What happened
On June 2, the Browns traded two-time Defensive Player of the Year Myles Garrett to the Los Angeles Rams for pass rusher Jared Verse, a 2027 first-round pick, a 2028 second, and a 2029 third. Cleveland waited until after the June 1 deadline so the roughly $41 million in dead money splits across two cap years.
It was the biggest move of the NFL offseason: a win-now team acquiring one of the sport's few true game-wreckers, and a rebuilding team converting its best player into draft capital.
What the market did — and why we didn't touch anything
Our NFL board works differently than the college side: it's anchored to the betting market — game spreads, moneylines, and Vegas season win totals. When news breaks, sportsbooks reprice within hours, and our board inherits that judgment on the next data pull.
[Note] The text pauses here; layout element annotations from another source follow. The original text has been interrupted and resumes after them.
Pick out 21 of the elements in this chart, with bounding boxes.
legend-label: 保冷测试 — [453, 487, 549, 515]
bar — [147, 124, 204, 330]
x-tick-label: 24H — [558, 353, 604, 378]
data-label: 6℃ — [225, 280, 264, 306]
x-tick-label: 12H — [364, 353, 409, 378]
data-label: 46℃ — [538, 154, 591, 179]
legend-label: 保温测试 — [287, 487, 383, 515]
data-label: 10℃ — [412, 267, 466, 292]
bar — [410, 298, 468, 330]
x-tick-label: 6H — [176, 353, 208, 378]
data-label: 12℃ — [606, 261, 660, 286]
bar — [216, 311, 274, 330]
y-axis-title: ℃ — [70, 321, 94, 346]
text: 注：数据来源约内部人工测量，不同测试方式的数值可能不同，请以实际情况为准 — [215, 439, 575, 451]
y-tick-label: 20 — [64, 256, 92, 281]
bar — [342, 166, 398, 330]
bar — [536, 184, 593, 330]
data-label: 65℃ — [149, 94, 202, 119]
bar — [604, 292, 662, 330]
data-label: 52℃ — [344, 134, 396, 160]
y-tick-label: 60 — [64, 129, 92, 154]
That's exactly what happened here. By the time we built the 2026 NFL board on June 21, the market had spent three weeks digesting the trade. No manual adjustment needed — the Garrett effect was already in the line.
What it translates to
The line says 10.5 wins; our simulation turns that into the fuller picture. The Rams land at 10.7 projected wins, 81.6% to make the playoffs, 46% to win the NFC West, and 10.8% to win the Super Bowl — the second-best title odds in the league, behind only Baltimore. A month ago the Rams were a good team with a question on the edge; today they're the NFC's championship anchor on our board.
Cleveland's side of the ledger: 6.4 projected wins and a 6.7% playoff chance — a team openly pointed at 2027 and beyond, now holding three premium picks to do it with.
What it means for your picks
If you're eyeing the Rams in survivor or pick'em, the value window closed a month ago — the market has fully priced the upgrade, so you're paying retail. The interesting edges live where the market is still arguing: teams whose win totals haven't settled. We'll flag those as camp opens.